Home > 2016 > Biggest Foreign Policy Failure: Ties with Nepal

Mainstream, VOL LIV No 23 New Delhi May 28, 2016

Biggest Foreign Policy Failure: Ties with Nepal

Sunday 29 May 2016

TWO YEARS OF MODI RULE

by Vivek Kumar Srivastava

In several ways it is conveyed that the Modi Government has performed extraordinarily well on the foreign policy front but the dark pimples are never talked about. The fact is that Modi’s South Asian foreign policy has been under stress since the day it was crafted. There are cracks in relations with Pakistan, Maldives and a big hole has been created in Indo-Nepal ties where a huge trust deficit exists.

It began since the time of the earthquake in Nepal in April 2015 when it was emphasised that PM Modi had informed the Nepalese PM about the earthquake; the latter was in Thailand at that time. Along with it aid diplomacy was pressed and penetration of Indian media became excessive in Nepal; thus an adverse reaction with nationalist thoughts developed among the people and political elites in Nepal. Unfortunately the Modi Govern-ment failed to comprehend it.

The next phase started when Nepal adopted its Constitution on September 20, 2015. Indian diplomacy was intellectually at a loss; the Foreign Secretary rushed to Nepal to press for the safeguarding of Indian interests but that was just two days before the inauguration of the Constitution. India failed to convey to Nepal that the ethnic issue of Madhesis should be dealt with deftly keeping both Madhesi and Indian interests in mind. The Modi Government was never in operation during the constitutional discussion process in Nepal on these issues. The visit of the Foreign Secretary so close to the inauguration of the Constitution shows how much policy-paralysis had overtaken the MEA. Although PM Modi, during his November 2014 visit to Nepal, had warned Nepal that it should prepare its Constitution early or else it ‘may fall into difficulties’, India was never actively watchful of the swift developments there.

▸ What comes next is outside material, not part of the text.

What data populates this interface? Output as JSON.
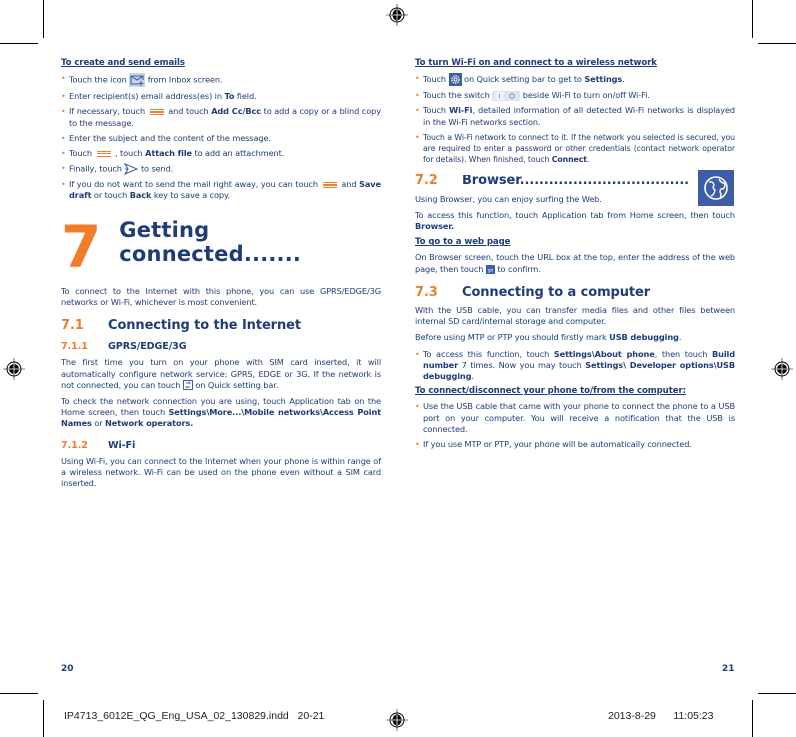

The introduction of the Constitution brought into sharp focus the desires of Madhesis and the confused role of India. Nepal, which had cultural and emotional bonds with India, was not in a mood to listen about Indian concerns. Why did it happen? India’s tactical support to the Madhesis and the reaction to rhetoric-based aid diplomacy were sufficient to push Nepalese politicians away from the Indian zone of influence. The Government of India was not aware that since the days of the killing of King Birendra in Nepal in June 2001, a strong anti-Indian sentiment was prevailing and Communist leader Pushpa Kumar Dahal Prachanda had succeeded in articulating this sentiment in quite an influential manner. One illustration underlines it: Prime Minister Bhattarai visited India in 2011 but could not sign major agreements on energy, security due to the possibility of a backlash from hard-core Communists back home. The new dispensation in New Delhi did not take notice of the domestic factor of Nepalese politics.

PM Modi, on the other hand, believed in contact diplomacy, that by visiting the country and making aid available and talking about South Asia as a collective entity he would be able to place India in the leading position in the region; but he failed to appreciate the role of China too, besides the prevailing anti-India sentiments. China had emerged as the major player in Nepalese politics. The hard realities were not given importance by the Indian foreign policy-planners and the PM, being unaware about the dynamics of international politics, allowed Nepal to slip away from the Indian sphere of influence. Nepal’s tilt towards China is now clear. In the whole game Prachanda was a key factor; he has recently played a role in the emergence of the Communist Party of Nepal-Maoist Centre (CPN-MC), not a good sign for India. India needs to devise an effective mechanism to deal with the Chinese factor in Nepal but its pro-active approach is not visible.

The year 2015-16 is different from 1989-1990 when Rajiv Gandhi forced Nepal to follow India when New Delhi was not properly treated on the issue of the trade and transit treaty; Nepal had imported the anti-aircraft and armoured personnel carrier violating the treaty provisions. The blockade at that time was more punishing and was capable to bring Nepal to accept the Indian terms and the monarchy in Nepal had to acknowledge the democratic process thereafter.

The era of PM Modi is different as two factors differ from previous times. There is a clustering of the anti-Indian groups led by Prachanda and this is backed by China; and the role and influence of China are different from those in 1989 when it was attempting to fashion a more aggressive South Asian foreign policy. This time it has entrenched well in the region by enhancing its relations with Sri Lanka, Afghanistan and Maldives, Pakistan and now Nepal where it is in the process of outmanoeuvring India.

There are some unpublicised aspects of this failure; primarily the mainstream media does not talk about these negative developments due to the failures of our government though these have much relevance for the country. The diplomatic corps in the country is not proactive at least at the regional level. Its working has become quite political and neutral stands are not visible from the side of the top leadership. Finally the political leadership is myopic in the sense that it does not understand the theoretical postulates of realism but harps only on PR techniques; however, in foreign policy these carry little significance. Indian foreign policy is a victim of these factors particularly in South Asia and in the case of Nepal it is almost a disaster.